When I was a teenager in Massachusetts in the 1960s and 70s, there were no breeding pairs of bald eagles in the entire state. I remember seeing a bald eagle on a trip west with my family, and it was a huge deal. The recovery of the bald eagle is one of the great ecological success stories for my generation, and even though it is hardly rare to see bald eagles nowadays, there is still a thrill when we get to see one. We understand what we nearly lost. To have the chance to watch eagles in their nests was unheard of when I was young. Which explains my excitement when yesterday I found a third eagle nest this spring with a nesting pair.
Earlier this month we discovered a golden eagle nest on a cliff above the Missouri River. Last week I went out to check on the goldens and found that a pair of bald eagles had returned to a nest about a mile upriver from the golden eagles. From across the river I watched the two of them putting the final touches on their nest.
Yesterday we went to the Warm Springs Wildlife Management Area. Even though we knew that the ponds there are still mostly frozen, we are simply antsy for spring, and it was a beautiful sunny day.
As we hiked closer to this grove of cottonwoods and willows I could see an eagle nest in one of the old cottonwoods.
A little closer yet, and we could see the bald eagle in the nest.
She was pretty well hidden, but she was there!
We walked around the grove, looking for her partner, and found him regally sitting in a nearby tree.
He eyed me as I got closer…
and then took off when I took one step too many.
With pronghorns keeping an eye on us from a nearby hillside, we continued on to the ponds.
Only about a third of the water is open, but we found plenty of geese, goldeneyes, and even a few trumpeter swans.
As we passed the cottonwood grove on our way back to the car, the male eagle had returned and was keeping guard near the nest. We let him be and kept on our way.
(By the way, the Minnesota Live Eagle Cam is up and running, and the mother eagle is now incubating an egg. Well worth checking it out.)
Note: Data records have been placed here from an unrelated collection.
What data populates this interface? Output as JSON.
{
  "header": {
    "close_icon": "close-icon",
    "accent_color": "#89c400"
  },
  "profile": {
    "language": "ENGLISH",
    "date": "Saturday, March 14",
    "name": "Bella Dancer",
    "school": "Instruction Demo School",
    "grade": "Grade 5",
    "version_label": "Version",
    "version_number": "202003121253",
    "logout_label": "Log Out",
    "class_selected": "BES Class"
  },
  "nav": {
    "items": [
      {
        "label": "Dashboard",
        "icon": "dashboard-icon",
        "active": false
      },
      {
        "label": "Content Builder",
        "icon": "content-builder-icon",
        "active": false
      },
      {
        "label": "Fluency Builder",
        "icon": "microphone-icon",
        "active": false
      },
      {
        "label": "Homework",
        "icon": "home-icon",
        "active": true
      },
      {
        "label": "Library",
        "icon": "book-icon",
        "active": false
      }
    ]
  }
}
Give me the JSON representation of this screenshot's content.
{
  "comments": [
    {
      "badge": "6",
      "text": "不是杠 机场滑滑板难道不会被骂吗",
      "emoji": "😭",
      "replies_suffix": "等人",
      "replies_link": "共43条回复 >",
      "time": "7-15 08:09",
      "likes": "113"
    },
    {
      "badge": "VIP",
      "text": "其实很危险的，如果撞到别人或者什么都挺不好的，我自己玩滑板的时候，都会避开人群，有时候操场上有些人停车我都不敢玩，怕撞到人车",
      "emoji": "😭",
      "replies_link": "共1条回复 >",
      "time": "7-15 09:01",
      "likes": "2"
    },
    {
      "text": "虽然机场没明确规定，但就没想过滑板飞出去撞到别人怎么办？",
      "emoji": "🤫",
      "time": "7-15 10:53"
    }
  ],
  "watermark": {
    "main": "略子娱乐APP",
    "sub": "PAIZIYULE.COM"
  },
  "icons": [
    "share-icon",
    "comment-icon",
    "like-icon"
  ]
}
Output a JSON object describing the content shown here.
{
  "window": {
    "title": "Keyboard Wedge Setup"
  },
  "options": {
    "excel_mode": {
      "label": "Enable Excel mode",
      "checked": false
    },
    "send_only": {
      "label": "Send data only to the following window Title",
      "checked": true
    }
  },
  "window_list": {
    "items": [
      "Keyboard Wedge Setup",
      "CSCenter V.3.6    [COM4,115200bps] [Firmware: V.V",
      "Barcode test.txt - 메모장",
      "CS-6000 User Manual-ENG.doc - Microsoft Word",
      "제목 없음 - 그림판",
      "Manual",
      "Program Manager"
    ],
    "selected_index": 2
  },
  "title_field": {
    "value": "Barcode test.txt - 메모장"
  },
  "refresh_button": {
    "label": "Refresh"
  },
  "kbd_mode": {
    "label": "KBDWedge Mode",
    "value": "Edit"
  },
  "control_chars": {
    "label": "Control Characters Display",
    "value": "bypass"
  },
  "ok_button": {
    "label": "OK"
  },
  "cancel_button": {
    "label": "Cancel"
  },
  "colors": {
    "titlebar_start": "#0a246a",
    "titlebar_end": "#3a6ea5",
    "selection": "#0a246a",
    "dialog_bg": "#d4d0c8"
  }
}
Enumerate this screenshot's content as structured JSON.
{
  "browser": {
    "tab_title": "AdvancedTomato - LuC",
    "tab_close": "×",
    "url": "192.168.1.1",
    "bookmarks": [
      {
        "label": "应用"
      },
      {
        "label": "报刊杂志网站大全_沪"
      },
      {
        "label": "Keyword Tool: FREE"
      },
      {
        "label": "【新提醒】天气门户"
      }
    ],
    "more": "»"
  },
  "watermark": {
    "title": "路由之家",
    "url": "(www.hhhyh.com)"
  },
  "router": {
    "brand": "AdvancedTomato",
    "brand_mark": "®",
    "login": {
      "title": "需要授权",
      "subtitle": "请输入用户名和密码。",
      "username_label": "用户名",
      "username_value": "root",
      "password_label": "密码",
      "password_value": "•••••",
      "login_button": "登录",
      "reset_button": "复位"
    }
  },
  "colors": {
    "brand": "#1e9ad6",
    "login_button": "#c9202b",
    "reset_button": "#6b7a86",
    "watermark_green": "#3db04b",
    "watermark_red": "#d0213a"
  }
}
It is a wonderful gift to have eagles back in our lives isn’t it? I completely agree that it’s always a thrill to see one, and I hope I always feel that way. Stunning pictures – I feel like I was right up in that tree with him.
Thanks. It really is something the way they can lift our spirits.
Sounds like a great day.
It was pretty good!
I remember the near loss of the bald eagles. About 9 years ago I visited relatives in MN. They took me to Itasca State Park and pointed out a bald eagle. I was so happy to have seen one, the first in my life, and took many photos, none of which came out. Yours are great!
Thank you! I’m glad you had that opportunity. Do you not see them in Yosemite?
I didn’t see my first bald eagle until I was in my late 30’s, and it still thrills me when I see them now. Like you, I haven’t seen any here in TX (yet), but I have seen them three hours north in OK. To see them in their huge nests is always amazing.
They really are amazing, aren’t they? And their nests are SO huge.
The bald eagle is such a majestic bird. Love your photos. 🙂
My son was fishing by using diddy (sp?) poles lining the bank, and when he went to check on them, a bald eagle was eating one of the fish. Scared him to death because the eagle saw him first, and all he heard at first was those huge wings beating as the eagle took off! Definitely thrilling for him.
Thrilling, for sure! What a great story.
Great pictures of the bald eagles, it is always amazing to see one….I haven’t seen one here but I used to see them when we would camp in Wisconsin.
Interesting – I would have thought you’d see them a lot in your area, but it must not be bald eagle habitat, I guess.
Great pix, especially of the eagles. There was an interview with Kate Davis of Missoula on the Missoula NPR station the other night. She spent a month photographing a nest with 4 eaglets along the Clark Fork. She has a book out – haven’t seen it, but sounds like she got some amazing photos and she had great stories about what she observed them doing…such as hauling the hind end of a deer into the nest!
Thanks. I heard a part of that interview as well, and saw some of her incredible photographs at the Holter in Helena. I need to get her book, for sure!